My life is in boxes: reflections on making a home

I mentioned a few weeks ago that we are moving.  Life has a way of making big changes feel ill-timed.  The past few weeks have been full of planned and unexpected transitions.  Even though we’re moving less than three miles away from our current house, the moving process seems longer.  It feels like we have been packing and schlepping for weeks.  I look around my house now and all I see are boxes.

I have moved many times in my life–several as a child, three times in the years that followed college graduation.  But more recently, I’ve been rooted where I live. You would never believe that I always wanted to be sent away. As a child, I loved stories of girls who went to overnight camp or boarding school, but those scenarios were not financially possible. I always thought I would move far away, but then I met my now husband just a year out of college. He was from Massachusetts and I was from New Jersey so when we landed in Connecticut, I felt really lucky we were able to stay close.  Several years later, the girls joined our family and the idea of displacing ourselves just because we wanted to be far away seemed foolish.  Eventually, though, we felt like we were outgrowing our current house and started looking for another.

Moving a home is daunting when you’ve settled into your space. When we searched for our first home, we were scared to take on what we considered to be “too much house” even though everyone told us we would “fill it.”  I was never concerned with filling it–we don’t typically buy things just to buy them, and it takes us forever to make decisions about big decorating purchases. I felt lucky to own a home at all.  We bought just before the mortgage market fell apart and even then, my mother told me she lamented how expensive real estate (especially in the northeast) had become. My mom never saw our house, but she would have loved it (she would have loved it more if it had air conditioning).

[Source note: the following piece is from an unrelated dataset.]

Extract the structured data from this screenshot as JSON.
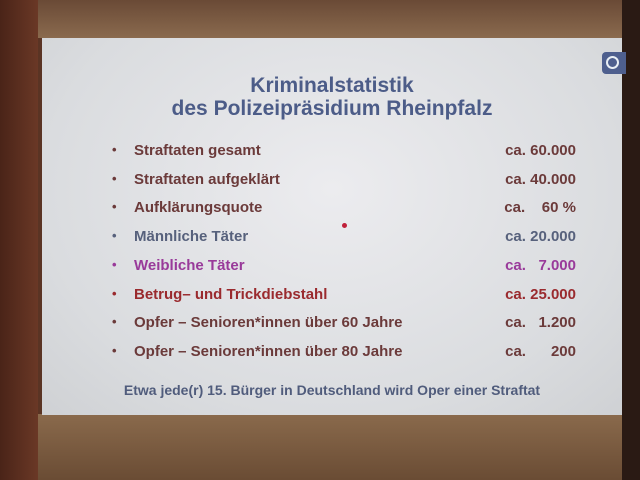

Our house is modest and lovely. It’s eighty-five years old and full of charm. And in the six years we’ve lived here, so many things in our lives have changed.  We’ve painted the walls, hung our pictures, and added our own signature to the house.  And we have acquired so many things, including two little ladies. When you’ve filled a house with things that you use (and things that you simply keep), the prospect of packing them and moving them is debilitating.  Packing a life into boxes makes you face a few sobering realities.

First, I have too many things.  In the last few weeks of packing, we’ve made lovely discoveries in the attic and the basement (and sometimes in my own closet). We have “found” things we thought long gone or recovered things we thought lost or discovered things we never knew we had.  All signs that we have some serious thinking to do about the things that live with us.  I am already making false promises about having fewer things, about using my things more often, and about giving things away.  I hope I’ll keep up my end of this shaky bargain.

Then, there’s the issue of moving into what is known in suburbia as “our forever home.” I haven’t yet called our new house “our forever home” because I feel like it implies that life until this point hasn’t been real. And it also adds too much pressure. “Forever” implies that the future is guaranteed. If I know anything about life, nothing is guaranteed. Having already helped to clear out my family home (my parents’ “forever home”), I understand what it feels like to get attached to a house and to feel sadness over saying goodbye.

More than anything, more than packing the things or reframing how I see the next phase of my life, I feel sad that I can take the tangible things with me but other intangible things are left behind.  It’s not really about the physical house. I can hardly remember the two years we lived in this house before we had our kids.  We brought our daughters home to this house. I watched my preschooler take her first steps on the sidewalk in front of our house. I watched our littles run in the yard together and play together like sisters.  When I got my PhD, we came home to this house. I can’t pack those feelings, those images, those memories in a box with me. I can keep those experiences in my heart but they feel most salient in this place.

I have to keep remembering that the only thing changing with this move is our house. I feel so blessed to move to our new house. Thankfully, we are staying in the town where we’ve been for the last eight years.  I hope to stay here and see my children through school, to make this home a place for them. It might not be forever but it’s where I see us for now.

I’m so excited for the new intangible things I’ll accrue and eventually store in the attic.

About rglw

Sociologist mom writes for work and for pleasure.
This entry was posted in family, kids, lessons learned, marriage, personal, writing. Bookmark the permalink.

6 Responses to My life is in boxes: reflections on making a home

  1. formyfrog says:

    Your post made me think of all the ways we mark passages of time in our lives — births, deaths, marriages, divorces, starting school, graduating — but houses we’ve lived in are like containers for all it. Right now I can visualize houses I’ve lived in since childhood and with each one comes a flood of memories with the feelings of that period. It’s no wonder we become attached to houses!

    • rglw says:

      I also lived in four houses before my parents landed in the same house for a while. And I remember every bit of those houses even the ones I lived in as a little girl. Losing the house feels like temporarily losing the place where we made the memories but I just have to get used to a new place. Change gets harder as you get older. Thanks for your comment!

  2. Bobbi says:

    Your history and your new beginnings will continue to weave the web of family. Enjoy the moment and the future. It is so worth every moment.